C'est arrivé soudainement. Même si elle était confuse vis-à-vis de son avenir, Roséanne était heureuse. Elle avait deux parents aimant, un petit frère et beaucoup d'amis. Elle était bien entourée. Elle avait même un Harry! Un petit ami attentionné, charmant, doux et sensible. Ce n'était pas une personne du genre à sortir tous les soirs, elle était plutôt calme. Elle buvait à peine, elle ne fumait pas, elle ne se droguait pas, elle ne mangeait presque pas de sucre! Mais il faut croire que son heure était venue – la mort est plus ponctuelle que les médecins apparemment. Sans préavis, son cœur a cessé de faire son travail. Ce n'est pas comme s'il était épuisé, il regorgeait encore de jeunesse! Pourtant, une nuit, tout a pris fin. Son cœur a peut-être décidé de se reposer, de prendre exemple sur elle et de dormir. Évidemment, puisqu'elle était seule dans son lit, endormie, Roséanne n'a pu alerter personne avant qu'il ne soit trop tard. Elle est simplement partie. Elle n'a pas eu froid, elle n'a pas eu mal, elle ne s'est juste... jamais réveillée.

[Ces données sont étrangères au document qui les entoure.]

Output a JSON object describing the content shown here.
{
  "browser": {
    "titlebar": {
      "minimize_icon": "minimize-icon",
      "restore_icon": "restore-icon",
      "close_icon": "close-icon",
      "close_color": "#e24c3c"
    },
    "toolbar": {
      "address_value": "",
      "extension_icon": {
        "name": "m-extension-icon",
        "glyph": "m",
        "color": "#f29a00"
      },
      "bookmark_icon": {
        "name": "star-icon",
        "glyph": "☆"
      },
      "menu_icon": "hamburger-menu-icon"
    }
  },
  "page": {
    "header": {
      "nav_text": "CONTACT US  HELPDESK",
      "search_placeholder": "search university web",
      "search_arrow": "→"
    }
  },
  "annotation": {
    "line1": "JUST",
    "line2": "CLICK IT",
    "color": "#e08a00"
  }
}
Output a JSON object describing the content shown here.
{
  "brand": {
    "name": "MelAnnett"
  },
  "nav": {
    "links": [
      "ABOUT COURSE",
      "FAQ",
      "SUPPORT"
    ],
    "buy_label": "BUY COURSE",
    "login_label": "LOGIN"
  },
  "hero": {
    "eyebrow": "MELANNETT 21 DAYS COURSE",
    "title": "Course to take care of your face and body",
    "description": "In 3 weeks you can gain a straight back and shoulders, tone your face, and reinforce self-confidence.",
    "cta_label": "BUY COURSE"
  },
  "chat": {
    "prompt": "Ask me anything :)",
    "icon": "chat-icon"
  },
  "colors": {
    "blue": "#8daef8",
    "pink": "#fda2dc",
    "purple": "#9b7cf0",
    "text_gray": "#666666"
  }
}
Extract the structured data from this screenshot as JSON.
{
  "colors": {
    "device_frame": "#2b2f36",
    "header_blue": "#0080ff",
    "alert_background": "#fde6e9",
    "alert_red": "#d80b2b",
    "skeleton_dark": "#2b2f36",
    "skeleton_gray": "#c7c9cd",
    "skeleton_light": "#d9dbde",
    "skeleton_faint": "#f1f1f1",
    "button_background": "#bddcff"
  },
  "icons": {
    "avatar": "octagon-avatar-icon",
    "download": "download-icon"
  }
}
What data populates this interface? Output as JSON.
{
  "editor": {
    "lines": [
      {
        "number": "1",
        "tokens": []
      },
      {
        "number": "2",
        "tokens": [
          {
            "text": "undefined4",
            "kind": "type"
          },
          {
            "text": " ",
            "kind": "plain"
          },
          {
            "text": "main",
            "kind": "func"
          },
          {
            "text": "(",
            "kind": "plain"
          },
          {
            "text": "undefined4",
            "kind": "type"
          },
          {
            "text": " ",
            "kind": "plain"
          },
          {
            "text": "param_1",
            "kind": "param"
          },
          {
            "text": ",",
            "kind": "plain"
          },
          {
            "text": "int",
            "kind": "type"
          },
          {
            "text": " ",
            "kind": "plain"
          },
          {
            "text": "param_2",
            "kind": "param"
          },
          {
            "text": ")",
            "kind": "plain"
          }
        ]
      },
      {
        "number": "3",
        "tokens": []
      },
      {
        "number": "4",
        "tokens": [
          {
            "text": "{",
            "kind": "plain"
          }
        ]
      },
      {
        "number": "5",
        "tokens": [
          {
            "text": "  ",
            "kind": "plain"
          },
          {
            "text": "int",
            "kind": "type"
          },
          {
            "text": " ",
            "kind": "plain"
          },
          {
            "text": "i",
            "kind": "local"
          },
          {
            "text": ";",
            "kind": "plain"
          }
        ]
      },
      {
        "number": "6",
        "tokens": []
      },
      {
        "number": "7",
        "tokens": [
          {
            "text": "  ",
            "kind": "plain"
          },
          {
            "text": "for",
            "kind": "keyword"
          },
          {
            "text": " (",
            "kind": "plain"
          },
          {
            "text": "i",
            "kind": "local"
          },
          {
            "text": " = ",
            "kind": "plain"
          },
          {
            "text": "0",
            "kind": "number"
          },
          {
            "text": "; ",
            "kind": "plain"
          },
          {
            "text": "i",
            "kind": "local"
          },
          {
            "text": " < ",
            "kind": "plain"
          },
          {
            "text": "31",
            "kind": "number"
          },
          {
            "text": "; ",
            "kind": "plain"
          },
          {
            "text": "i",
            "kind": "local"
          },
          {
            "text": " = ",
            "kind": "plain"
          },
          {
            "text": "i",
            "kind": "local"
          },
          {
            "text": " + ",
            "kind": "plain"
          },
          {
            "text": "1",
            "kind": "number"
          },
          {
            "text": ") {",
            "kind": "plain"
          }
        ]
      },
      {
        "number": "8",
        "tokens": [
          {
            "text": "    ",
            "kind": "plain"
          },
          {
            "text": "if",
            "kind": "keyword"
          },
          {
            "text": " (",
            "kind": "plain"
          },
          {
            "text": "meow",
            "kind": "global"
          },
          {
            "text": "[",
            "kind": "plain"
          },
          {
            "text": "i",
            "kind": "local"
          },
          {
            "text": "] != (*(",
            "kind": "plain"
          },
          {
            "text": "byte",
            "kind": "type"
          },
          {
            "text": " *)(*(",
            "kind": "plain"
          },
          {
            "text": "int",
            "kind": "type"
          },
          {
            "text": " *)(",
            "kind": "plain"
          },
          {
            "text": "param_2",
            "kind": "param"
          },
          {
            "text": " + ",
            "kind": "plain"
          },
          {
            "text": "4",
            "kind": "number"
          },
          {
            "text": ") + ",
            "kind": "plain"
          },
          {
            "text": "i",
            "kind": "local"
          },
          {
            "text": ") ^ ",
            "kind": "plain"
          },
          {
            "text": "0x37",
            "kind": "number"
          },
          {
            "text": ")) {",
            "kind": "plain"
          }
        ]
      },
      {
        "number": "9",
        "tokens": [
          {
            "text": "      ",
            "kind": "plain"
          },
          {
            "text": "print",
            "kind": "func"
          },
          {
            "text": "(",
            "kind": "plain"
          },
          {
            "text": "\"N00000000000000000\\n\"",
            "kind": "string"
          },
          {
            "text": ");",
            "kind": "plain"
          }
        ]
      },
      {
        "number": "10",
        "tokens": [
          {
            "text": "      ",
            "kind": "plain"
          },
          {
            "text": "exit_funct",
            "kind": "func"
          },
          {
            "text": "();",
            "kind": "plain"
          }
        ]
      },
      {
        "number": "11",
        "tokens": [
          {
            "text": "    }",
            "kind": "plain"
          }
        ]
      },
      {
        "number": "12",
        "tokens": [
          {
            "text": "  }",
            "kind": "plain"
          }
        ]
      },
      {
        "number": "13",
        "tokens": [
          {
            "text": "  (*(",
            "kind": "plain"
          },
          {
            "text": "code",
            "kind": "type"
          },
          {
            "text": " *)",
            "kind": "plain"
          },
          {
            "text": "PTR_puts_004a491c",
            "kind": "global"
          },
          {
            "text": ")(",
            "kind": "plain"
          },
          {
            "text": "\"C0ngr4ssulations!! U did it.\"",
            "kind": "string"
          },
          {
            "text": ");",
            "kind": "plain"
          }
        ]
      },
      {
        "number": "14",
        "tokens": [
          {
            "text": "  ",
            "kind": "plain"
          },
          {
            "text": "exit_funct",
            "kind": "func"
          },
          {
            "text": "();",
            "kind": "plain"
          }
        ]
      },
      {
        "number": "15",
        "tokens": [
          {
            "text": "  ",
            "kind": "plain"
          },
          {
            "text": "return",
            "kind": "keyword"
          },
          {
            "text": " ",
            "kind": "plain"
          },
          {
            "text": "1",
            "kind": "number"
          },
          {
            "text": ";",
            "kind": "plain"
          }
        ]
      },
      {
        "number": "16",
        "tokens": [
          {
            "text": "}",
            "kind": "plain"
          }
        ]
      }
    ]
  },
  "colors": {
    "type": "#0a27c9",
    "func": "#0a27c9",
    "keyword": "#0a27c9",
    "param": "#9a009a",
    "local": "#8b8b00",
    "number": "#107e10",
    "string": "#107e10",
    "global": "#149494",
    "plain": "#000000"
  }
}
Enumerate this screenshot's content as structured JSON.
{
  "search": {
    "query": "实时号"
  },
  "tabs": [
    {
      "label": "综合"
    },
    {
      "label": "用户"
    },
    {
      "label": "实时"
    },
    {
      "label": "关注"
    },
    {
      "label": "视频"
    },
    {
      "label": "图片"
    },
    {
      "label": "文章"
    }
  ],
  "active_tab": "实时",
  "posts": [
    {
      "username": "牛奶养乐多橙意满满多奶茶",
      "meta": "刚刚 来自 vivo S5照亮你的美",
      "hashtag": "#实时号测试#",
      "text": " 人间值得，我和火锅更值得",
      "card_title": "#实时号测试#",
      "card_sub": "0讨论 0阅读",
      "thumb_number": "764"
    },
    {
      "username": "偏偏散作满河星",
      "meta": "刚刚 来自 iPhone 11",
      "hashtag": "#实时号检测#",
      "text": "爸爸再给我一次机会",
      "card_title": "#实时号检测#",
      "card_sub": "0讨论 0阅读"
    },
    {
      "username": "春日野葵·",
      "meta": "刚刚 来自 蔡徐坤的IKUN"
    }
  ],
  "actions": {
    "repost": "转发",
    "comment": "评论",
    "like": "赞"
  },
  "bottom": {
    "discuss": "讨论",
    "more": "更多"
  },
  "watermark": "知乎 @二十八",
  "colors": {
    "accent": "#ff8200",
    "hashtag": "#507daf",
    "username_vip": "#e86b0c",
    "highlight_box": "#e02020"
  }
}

Au matin, en voyant que la porte de la chambre était toujours fermée, sa mère s'est dit qu'elle avait eu une panne d'oreiller. Elle est allée la voir, question de la sortir de ses rêves avant qu'elle ne soit en retard à l'université. Elle a tout fait pour faire émerger sa fille de son sommeil. Elle lui a parlé, elle lui a crié dessus, elle a tenté de la tirer hors du lit mais, peu importe ce qu'elle faisait, Roséanne ne bougeait pas. Rien ne bougeait, pas même sa poitrine.

Arrivée à l'urgence, la mère a fait le tour de la famille afin de leur donner des nouvelles au téléphone. Elle a également contacté Harry, qui a débarqué une dizaine de minutes après la fin du coup de fil. Lorsqu'on lui a dit que les médecins n'arrivaient pas à la réanimer, il a tout plaqué. Il a laissé ses cahiers sur son pupitre, il s'est levé et a quitté sa classe en courant, et ce, malgré le professeur qui lui sommait de retourner à sa place. En arrivant, essoufflé par sa course (l'hôpital se trouvant à proximité de l'université), il a dû s'y reprendre à trois fois pour expliquer à la réceptionniste pourquoi il était là.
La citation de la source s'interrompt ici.